URBANA, Ill. -- For climatologists, a key question isn't how high is the sky, but how hot is the sky. Understanding the temperature of various levels of the atmosphere is essential to developing global climate models. Now lidar, a photonics technology used to measure distance, is gauging atmospheric temperature up to the near reaches of outer space.


Using lidar systems to monitor iron resonance lines, researchers are developing a better understanding of atmospheric temperature structures to produce better models of the global climate. Courtesy of the University of Illinois.

Climate change should be most evident over the North and South poles, but measuring atmospheric temperature there has been a challenge, especially at higher altitudes, because balloon-borne instruments can reach only 30 km, or the middle of the stratosphere. Researchers from the University of Illinois, The Aerospace Corp. in El Segundo, Calif., and the National Center for Atmospheric Research in Boulder, Colo., have developed lidar systems that extend the measurements up to 110 km, into the lower thermosphere.

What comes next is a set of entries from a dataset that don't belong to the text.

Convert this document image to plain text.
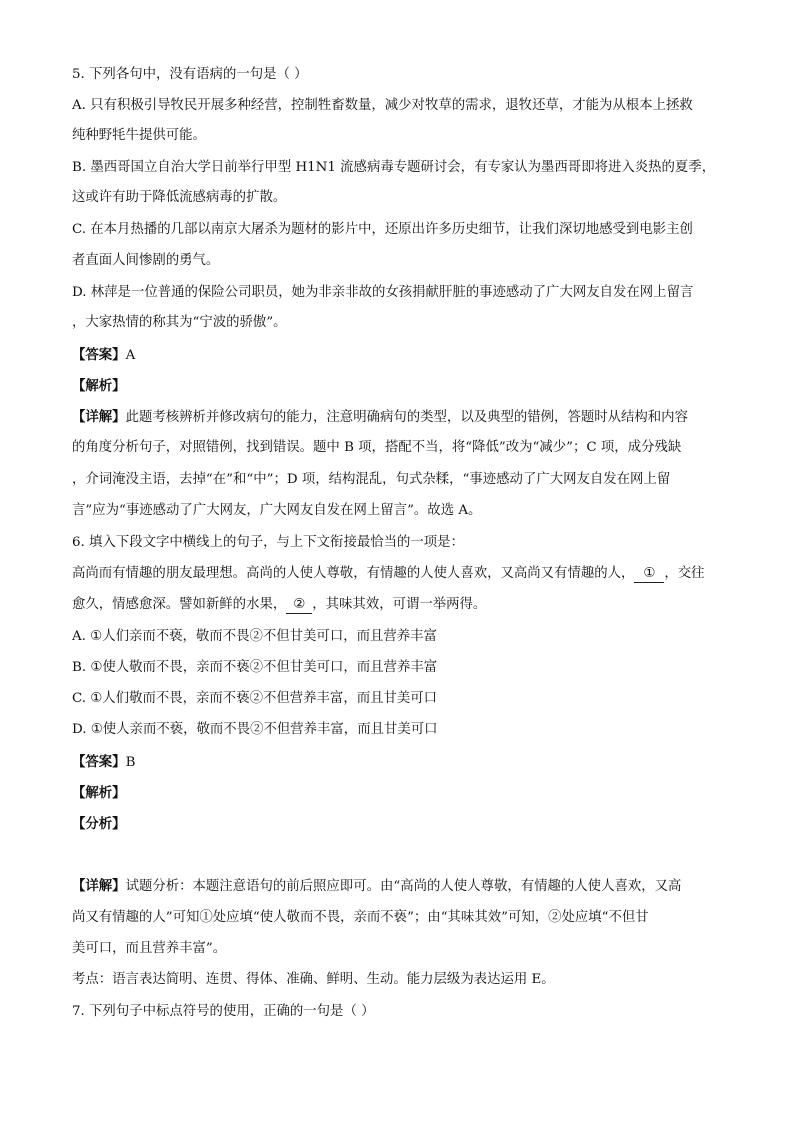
5. 下列各句中，没有语病的一句是（ ）
A. 只有积极引导牧民开展多种经营，控制牲畜数量，减少对牧草的需求，退牧还草，才能为从根本上拯救
纯种野牦牛提供可能。
B. 墨西哥国立自治大学日前举行甲型 H1N1 流感病毒专题研讨会，有专家认为墨西哥即将进入炎热的夏季，
这或许有助于降低流感病毒的扩散。
C. 在本月热播的几部以南京大屠杀为题材的影片中，还原出许多历史细节，让我们深切地感受到电影主创
者直面人间惨剧的勇气。
D. 林萍是一位普通的保险公司职员，她为非亲非故的女孩捐献肝脏的事迹感动了广大网友自发在网上留言
，大家热情的称其为“宁波的骄傲”。
【答案】A
【解析】
【详解】此题考核辨析并修改病句的能力，注意明确病句的类型，以及典型的错例，答题时从结构和内容
的角度分析句子，对照错例，找到错误。题中 B 项，搭配不当，将“降低”改为“减少”；C 项，成分残缺
，介词淹没主语，去掉“在”和“中”；D 项，结构混乱，句式杂糅，“事迹感动了广大网友自发在网上留
言”应为“事迹感动了广大网友，广大网友自发在网上留言”。故选 A。
6. 填入下段文字中横线上的句子，与上下文衔接最恰当的一项是：
高尚而有情趣的朋友最理想。高尚的人使人尊敬，有情趣的人使人喜欢，又高尚又有情趣的人， ① ，交往
愈久，情感愈深。譬如新鲜的水果， ② ，其味其效，可谓一举两得。
A. ①人们亲而不亵，敬而不畏②不但甘美可口，而且营养丰富
B. ①使人敬而不畏，亲而不亵②不但甘美可口，而且营养丰富
C. ①人们敬而不畏，亲而不亵②不但营养丰富，而且甘美可口
D. ①使人亲而不亵，敬而不畏②不但营养丰富，而且甘美可口
【答案】B
【解析】
【分析】
【详解】试题分析：本题注意语句的前后照应即可。由“高尚的人使人尊敬，有情趣的人使人喜欢，又高
尚又有情趣的人”可知①处应填“使人敬而不畏，亲而不亵”；由“其味其效”可知，②处应填“不但甘
美可口，而且营养丰富”。
考点：语言表达简明、连贯、得体、准确、鲜明、生动。能力层级为表达运用 E。
7. 下列句子中标点符号的使用，正确的一句是（ ）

To investigate these regions of the sky, the scientists sample trace iron atoms from meteorites.

Chester Gardner, a professor at the university and the leader of the research team, explained that the study requires two lidar systems, tuned to the 372- and 374-nm iron resonance lines, respectively. The systems use diode-laser-seeded, flashlamp-pumped, frequency-doubled alexandrite lasers with an average power of 3 W and a firing rate of 30 pulses per second.

The pulses of light travel up and are reflected back by the air itself at up to 80 km or by iron atoms at 80 to 110 km above the Earth. Telescopes on the ground equipped with photomultiplier tubes detect the returning ultraviolet photons. From this data, the researchers derive an atmospheric density profile and a temperature measurement.

Thus far, the results obtained at the North and South poles have been in agreement with climate models, but measurements taken during May 2000 at the South Pole revealed that the lower mesosphere was 20 °C warmer and the upper mesosphere was 20 °C cooler than predicted. The cause and significance of the disparity remains unclear, and observations continue.

However, Gardner noted, the work establishes the baseline temperature structure of the atmosphere against which researchers can compare future changes in the global climate.